Articles 4 to 6. Right to collective bargaining of public servants not engaged in the administration of the State. Limitations on the content of collective agreements applicable to public servants not engaged in the administration of the State. The Committee had previously requested the Government to provide its comments on allegations by the CLC that: (i) legislation aimed at unilaterally restricting or modifying the content of collective agreements regarding salaries and wages was adopted by the governments of Alberta (Public Sector Arbitration Deferral Act), Manitoba (Public Services Sustainability Act) and Nova Scotia (Teachers’ Professional Agreement and Classroom Improvement Act; Public Service Sustainability Act); and (ii) in June 2018, the Quebec Superior Court found that section 113(b) of the Federal Public Sector Relations Act, which restricted collective bargaining covering pensions and staffing and reserved unilateral discretion for the Government, was in violation of the freedom of association guaranteed in the Charter, but the Attorney General appealed that decision.
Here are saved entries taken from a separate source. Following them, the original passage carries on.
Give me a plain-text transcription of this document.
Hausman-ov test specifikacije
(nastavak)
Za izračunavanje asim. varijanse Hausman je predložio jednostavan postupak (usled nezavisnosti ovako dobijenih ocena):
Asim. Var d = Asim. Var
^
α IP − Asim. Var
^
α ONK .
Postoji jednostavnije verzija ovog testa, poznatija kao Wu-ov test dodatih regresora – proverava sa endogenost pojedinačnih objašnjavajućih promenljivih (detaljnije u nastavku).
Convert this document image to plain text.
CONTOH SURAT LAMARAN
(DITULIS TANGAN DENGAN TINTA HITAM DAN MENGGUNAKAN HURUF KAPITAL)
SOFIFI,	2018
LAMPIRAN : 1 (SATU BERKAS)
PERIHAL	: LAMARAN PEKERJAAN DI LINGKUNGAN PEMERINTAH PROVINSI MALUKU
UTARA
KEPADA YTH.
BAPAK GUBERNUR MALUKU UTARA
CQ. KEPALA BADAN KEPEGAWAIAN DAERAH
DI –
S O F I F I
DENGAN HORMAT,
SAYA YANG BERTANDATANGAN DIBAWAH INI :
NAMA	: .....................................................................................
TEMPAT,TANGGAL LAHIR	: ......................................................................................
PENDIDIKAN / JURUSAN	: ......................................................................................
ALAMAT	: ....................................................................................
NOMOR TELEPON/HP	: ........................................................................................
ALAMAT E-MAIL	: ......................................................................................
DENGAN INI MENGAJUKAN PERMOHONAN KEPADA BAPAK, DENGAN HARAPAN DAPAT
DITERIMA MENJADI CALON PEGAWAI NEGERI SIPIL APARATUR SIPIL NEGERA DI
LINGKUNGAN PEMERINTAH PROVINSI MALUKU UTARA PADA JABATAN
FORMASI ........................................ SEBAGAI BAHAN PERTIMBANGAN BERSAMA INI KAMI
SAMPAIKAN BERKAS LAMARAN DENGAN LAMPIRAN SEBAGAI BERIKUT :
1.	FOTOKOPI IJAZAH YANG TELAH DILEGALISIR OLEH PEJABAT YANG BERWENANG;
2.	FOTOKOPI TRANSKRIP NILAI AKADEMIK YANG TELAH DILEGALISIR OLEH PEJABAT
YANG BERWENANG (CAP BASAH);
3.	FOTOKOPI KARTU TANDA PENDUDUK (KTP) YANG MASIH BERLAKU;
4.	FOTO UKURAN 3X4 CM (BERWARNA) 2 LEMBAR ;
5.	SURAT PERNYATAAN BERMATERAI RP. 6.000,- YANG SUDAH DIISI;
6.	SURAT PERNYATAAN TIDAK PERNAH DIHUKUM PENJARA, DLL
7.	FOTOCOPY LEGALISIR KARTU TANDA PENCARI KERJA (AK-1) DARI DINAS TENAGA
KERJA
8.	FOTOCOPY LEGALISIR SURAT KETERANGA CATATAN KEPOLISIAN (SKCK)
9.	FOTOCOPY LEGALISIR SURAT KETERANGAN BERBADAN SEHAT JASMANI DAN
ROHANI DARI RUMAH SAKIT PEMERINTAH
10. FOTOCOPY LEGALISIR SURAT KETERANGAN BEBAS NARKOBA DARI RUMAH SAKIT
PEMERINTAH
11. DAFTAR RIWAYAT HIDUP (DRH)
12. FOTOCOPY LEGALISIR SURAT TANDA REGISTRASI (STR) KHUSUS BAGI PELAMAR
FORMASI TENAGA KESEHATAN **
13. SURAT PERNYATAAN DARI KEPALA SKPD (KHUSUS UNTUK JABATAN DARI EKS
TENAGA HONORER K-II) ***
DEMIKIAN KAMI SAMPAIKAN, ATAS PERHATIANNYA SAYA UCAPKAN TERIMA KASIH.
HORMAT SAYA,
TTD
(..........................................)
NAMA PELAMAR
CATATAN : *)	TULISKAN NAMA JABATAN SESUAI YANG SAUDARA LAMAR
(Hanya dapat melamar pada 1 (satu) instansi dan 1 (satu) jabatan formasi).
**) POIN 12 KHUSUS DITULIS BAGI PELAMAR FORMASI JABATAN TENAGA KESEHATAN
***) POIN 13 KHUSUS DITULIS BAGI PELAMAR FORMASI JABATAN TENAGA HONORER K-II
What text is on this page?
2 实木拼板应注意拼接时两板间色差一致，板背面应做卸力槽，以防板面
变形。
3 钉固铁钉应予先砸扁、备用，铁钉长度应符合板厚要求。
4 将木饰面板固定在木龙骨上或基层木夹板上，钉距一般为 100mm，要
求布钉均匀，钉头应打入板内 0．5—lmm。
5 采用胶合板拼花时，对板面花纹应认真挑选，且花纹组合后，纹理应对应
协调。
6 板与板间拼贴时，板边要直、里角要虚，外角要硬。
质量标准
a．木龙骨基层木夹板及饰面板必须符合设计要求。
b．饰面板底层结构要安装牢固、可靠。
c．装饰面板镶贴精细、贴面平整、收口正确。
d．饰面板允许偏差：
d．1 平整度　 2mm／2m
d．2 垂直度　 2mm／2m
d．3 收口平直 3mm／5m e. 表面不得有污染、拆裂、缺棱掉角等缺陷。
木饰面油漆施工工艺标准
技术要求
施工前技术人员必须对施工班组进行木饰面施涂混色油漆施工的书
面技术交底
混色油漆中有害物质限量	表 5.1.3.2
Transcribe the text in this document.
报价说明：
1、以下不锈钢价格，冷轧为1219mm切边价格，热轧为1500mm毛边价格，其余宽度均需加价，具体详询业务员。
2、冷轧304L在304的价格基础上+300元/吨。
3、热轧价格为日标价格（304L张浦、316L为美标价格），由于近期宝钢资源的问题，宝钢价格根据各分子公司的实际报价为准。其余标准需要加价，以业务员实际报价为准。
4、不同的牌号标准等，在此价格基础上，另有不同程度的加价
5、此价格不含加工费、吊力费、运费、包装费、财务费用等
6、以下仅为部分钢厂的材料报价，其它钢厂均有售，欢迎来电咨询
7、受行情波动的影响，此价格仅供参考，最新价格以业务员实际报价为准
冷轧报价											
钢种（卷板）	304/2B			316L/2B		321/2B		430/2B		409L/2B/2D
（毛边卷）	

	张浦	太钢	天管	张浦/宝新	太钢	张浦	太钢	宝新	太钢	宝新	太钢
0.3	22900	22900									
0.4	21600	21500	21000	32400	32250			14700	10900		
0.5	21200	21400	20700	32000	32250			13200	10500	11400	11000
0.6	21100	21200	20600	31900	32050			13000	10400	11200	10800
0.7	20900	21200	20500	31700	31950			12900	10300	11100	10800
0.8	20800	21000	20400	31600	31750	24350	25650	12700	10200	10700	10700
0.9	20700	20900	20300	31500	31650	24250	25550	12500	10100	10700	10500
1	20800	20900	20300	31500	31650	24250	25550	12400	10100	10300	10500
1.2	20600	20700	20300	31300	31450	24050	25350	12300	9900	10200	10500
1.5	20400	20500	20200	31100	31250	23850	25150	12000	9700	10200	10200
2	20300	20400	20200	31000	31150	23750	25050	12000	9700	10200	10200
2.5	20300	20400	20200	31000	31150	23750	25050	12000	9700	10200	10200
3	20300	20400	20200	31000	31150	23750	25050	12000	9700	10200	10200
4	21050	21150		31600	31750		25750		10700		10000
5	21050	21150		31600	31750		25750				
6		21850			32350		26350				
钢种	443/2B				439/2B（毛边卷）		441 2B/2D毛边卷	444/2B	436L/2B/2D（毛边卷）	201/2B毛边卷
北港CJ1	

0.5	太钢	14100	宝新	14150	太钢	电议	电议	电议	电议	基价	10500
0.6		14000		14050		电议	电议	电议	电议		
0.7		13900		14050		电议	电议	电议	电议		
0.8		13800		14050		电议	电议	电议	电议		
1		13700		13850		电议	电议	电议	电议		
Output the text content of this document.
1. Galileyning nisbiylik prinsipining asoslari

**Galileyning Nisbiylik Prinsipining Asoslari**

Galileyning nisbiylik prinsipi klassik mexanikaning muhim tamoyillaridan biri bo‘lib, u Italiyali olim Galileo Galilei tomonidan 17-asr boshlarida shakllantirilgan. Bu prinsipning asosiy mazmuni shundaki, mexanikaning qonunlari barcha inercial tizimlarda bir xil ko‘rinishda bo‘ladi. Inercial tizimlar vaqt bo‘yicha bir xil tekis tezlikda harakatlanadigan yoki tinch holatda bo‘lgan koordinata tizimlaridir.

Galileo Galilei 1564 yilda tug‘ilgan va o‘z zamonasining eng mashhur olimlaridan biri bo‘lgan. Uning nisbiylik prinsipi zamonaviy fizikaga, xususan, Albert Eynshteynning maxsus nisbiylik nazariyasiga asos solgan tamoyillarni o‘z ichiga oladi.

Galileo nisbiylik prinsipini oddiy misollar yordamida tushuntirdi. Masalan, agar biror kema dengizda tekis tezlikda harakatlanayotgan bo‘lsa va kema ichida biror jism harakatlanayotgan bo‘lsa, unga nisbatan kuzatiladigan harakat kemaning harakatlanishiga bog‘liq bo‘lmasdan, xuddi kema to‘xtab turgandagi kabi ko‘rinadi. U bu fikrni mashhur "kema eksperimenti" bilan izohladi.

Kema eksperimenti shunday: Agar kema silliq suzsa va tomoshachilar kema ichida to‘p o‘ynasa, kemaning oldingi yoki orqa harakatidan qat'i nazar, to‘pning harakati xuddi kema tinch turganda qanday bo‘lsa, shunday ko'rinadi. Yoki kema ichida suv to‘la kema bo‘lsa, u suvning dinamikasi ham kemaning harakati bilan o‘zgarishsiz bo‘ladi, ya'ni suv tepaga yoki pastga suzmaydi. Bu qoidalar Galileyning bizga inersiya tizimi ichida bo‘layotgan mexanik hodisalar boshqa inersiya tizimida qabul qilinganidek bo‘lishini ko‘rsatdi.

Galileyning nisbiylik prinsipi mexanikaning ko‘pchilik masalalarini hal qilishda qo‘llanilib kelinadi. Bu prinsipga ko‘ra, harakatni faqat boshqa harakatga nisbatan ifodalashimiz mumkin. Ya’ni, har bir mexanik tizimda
The Committee notes the Government’s indication that: (i) in Manitoba, the Public Services Sustainability Act was repealed; and (ii) in Nova Scotia, trade unions have initiated a challenge to the Public Service Sustainability Act, alleging that it constitutes an unconstitutional interference in collective bargaining, and this challenge is its preliminary stages. The Committee requests the Government to provide information on the outcome of the legal challenge to the Public Service Sustainability Act, as well as its comments on the adoption of the Teachers’ Professional Agreement and Classroom Improvement Act in Nova Scotia and the Public Sector Arbitration Deferral Act in Alberta.